Even if I am wrong about whether the grave risk of harm threshold has been met, I am entirely satisfied the list of protective measures proposed by the mother are sufficient to ameliorate any risk. There is no evidence on which to base any suggestion the mother will not comply with them. Her reasons for approaching other Rabbinical Courts, she says, are related to the fact that the father has refused to give her a Get. The recent email from Bais HaVaad sets out that they consider they are dealing with all matters.

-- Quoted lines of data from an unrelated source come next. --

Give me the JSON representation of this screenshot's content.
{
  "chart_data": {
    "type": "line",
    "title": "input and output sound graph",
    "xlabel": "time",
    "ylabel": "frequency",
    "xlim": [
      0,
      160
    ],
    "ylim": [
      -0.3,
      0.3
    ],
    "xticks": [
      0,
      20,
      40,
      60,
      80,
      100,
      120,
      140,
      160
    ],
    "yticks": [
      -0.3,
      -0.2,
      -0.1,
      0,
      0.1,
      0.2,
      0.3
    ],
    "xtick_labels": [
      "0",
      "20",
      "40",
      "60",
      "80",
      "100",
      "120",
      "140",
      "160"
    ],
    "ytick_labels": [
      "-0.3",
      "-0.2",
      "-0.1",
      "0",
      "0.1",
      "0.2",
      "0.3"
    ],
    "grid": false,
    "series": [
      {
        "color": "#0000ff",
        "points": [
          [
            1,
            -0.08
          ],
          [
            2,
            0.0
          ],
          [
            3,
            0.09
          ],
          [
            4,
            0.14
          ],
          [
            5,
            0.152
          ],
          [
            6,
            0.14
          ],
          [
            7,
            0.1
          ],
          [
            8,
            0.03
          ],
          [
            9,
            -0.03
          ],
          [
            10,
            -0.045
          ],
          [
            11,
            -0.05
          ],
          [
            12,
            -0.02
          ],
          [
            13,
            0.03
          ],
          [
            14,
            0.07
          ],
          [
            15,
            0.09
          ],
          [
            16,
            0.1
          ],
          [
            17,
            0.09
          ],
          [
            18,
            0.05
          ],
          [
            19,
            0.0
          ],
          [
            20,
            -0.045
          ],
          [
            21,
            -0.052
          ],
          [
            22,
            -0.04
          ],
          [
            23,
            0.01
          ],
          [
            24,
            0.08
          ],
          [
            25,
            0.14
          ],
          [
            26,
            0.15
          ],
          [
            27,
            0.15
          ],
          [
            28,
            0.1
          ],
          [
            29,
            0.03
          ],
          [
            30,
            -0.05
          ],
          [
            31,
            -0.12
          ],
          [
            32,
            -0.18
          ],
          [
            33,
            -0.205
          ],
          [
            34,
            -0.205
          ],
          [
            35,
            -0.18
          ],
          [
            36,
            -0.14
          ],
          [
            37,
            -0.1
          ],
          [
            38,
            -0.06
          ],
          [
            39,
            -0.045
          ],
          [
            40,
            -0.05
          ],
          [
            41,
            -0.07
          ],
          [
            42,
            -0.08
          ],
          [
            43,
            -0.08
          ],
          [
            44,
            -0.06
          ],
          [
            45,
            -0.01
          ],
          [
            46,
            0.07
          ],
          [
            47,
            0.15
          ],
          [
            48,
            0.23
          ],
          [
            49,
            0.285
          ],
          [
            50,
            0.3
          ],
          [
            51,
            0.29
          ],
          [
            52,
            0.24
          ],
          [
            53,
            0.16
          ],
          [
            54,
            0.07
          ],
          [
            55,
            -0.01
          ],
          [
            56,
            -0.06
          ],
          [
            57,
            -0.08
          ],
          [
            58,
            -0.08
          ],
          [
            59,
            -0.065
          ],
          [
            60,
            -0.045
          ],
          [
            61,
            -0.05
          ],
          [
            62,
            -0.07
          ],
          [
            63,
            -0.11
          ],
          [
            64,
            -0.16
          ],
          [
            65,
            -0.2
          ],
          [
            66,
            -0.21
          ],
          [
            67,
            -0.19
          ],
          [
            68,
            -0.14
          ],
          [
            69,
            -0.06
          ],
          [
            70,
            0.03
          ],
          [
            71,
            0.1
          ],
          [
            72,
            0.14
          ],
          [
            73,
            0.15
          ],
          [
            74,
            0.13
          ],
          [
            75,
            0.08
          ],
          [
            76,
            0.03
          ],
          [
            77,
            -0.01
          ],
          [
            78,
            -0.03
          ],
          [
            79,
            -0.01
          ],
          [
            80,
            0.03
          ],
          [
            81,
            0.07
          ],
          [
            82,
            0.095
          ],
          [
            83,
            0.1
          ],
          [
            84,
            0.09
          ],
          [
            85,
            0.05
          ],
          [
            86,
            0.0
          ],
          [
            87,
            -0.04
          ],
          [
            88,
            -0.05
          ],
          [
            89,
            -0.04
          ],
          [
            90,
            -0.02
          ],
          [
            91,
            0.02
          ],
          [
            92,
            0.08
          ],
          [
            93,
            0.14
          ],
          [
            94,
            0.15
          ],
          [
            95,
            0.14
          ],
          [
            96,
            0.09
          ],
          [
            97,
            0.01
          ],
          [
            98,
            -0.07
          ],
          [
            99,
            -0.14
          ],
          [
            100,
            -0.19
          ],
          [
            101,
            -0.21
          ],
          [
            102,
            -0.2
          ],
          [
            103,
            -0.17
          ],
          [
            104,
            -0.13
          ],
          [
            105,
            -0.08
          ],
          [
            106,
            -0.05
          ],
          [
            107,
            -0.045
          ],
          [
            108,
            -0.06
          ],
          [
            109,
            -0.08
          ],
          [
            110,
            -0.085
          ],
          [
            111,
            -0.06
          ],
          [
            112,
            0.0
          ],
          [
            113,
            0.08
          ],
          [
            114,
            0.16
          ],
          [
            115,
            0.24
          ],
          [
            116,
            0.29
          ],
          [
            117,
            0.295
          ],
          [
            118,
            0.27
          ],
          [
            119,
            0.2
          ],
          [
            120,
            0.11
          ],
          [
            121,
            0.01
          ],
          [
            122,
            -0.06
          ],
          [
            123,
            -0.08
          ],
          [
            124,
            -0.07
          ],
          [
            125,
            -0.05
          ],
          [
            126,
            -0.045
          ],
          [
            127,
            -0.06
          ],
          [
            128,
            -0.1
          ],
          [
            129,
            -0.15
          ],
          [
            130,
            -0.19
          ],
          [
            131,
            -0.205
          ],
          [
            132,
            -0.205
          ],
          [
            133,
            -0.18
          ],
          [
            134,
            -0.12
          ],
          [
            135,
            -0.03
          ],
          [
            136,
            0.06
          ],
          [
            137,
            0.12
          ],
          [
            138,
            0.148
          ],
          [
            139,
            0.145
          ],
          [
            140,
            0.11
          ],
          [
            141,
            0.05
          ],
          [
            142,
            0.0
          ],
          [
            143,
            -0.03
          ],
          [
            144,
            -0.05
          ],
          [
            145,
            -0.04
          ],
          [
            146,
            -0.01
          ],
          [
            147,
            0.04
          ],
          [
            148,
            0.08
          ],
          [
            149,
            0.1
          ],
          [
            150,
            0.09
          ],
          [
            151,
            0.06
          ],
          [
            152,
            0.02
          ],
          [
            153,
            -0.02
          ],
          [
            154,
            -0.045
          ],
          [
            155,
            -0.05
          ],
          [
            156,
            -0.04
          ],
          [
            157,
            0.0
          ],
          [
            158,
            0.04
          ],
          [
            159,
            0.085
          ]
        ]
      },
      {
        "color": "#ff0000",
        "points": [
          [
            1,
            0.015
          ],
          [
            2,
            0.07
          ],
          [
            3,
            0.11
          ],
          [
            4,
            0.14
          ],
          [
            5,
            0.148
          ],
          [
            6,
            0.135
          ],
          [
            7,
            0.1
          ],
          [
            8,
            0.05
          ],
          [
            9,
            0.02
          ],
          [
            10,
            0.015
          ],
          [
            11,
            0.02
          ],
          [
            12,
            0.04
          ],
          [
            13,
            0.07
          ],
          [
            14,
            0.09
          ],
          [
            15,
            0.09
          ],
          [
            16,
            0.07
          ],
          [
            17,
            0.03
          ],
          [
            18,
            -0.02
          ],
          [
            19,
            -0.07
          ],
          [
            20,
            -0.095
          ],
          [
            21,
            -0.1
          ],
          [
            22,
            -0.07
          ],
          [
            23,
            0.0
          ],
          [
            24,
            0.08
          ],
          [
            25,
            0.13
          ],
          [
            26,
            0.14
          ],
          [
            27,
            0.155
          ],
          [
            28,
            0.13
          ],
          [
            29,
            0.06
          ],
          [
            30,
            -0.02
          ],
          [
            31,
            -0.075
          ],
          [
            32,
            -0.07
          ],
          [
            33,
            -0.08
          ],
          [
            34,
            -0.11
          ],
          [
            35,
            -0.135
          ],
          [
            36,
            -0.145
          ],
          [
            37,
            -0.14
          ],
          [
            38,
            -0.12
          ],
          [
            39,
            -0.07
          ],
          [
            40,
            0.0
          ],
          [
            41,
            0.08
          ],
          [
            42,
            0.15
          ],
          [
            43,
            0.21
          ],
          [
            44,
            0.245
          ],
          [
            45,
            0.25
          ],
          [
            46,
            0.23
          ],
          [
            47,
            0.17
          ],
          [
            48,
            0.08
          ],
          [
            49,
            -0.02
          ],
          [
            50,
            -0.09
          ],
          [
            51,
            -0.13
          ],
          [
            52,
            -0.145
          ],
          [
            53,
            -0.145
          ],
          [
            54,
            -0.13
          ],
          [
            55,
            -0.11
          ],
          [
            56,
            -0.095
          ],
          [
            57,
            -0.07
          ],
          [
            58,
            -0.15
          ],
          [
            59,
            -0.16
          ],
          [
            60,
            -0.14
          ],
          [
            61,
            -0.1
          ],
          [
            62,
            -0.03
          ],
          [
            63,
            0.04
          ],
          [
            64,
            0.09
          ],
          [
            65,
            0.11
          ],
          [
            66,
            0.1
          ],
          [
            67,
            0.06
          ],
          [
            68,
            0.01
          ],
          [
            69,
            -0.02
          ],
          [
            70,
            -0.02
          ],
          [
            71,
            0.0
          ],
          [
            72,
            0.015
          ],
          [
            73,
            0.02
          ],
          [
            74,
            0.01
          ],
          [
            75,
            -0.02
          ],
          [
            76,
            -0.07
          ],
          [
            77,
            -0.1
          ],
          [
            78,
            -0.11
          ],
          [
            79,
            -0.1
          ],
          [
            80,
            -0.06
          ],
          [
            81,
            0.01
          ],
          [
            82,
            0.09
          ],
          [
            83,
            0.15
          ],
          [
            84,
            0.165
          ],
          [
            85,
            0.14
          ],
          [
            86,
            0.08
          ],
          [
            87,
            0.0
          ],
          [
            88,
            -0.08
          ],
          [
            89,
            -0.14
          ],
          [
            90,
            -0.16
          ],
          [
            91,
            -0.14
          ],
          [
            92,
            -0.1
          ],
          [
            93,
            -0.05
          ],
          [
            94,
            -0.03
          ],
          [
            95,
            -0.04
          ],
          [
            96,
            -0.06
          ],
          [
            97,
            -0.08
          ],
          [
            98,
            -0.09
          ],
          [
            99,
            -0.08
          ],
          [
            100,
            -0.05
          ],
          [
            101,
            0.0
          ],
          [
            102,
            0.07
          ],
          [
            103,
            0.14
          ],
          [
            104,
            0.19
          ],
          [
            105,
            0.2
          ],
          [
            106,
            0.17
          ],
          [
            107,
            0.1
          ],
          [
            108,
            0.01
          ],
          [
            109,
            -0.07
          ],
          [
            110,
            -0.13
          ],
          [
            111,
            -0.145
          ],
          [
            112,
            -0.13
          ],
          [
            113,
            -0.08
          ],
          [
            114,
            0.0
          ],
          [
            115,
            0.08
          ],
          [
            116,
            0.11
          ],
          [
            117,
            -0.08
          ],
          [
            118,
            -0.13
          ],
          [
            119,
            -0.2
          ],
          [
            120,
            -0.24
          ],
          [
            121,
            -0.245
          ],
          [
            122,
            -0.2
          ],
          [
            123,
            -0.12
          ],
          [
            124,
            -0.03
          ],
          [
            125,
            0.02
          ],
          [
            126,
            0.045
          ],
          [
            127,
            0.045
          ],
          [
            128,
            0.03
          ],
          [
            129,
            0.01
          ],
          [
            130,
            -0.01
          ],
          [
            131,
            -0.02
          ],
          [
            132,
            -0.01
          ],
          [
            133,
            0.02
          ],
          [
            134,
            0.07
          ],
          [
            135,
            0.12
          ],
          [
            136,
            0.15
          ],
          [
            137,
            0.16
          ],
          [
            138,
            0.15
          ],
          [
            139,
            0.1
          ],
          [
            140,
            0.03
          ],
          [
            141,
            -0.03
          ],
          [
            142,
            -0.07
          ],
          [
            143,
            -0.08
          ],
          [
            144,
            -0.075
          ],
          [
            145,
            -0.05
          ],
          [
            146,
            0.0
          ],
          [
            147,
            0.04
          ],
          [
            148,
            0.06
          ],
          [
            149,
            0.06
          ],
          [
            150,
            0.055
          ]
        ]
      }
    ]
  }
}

There may be an issue between the parties as to the extent to which the Bais HaVaad deals with non-welfare related matters, but the one thing the parties agree is that the Bais HaVaad is dealing with welfare matters relating to the children, in accordance with the arbitration agreement entered into between the parties on 25 May 2022. The mother’s protective measures include arrangements in relation to the children’s school and recognises the need to consult with the father regarding any medical related issues concerning the children.

101.

For the avoidance of doubt, I am satisfied that the children can return to the USA in the care of their mother.

102.

Therefore, the mother’s application under the 1980 Hague Convention for the return of the children to the USA is granted. The parties should now liaise and seek to agree the terms of the order.

103.

I very much hope that now this court has resolved this matter the parties will fully engage with the arbitration process to bring about agreement regarding the future arrangements for the care of the children and for the father to grant the mother the Get she seeks.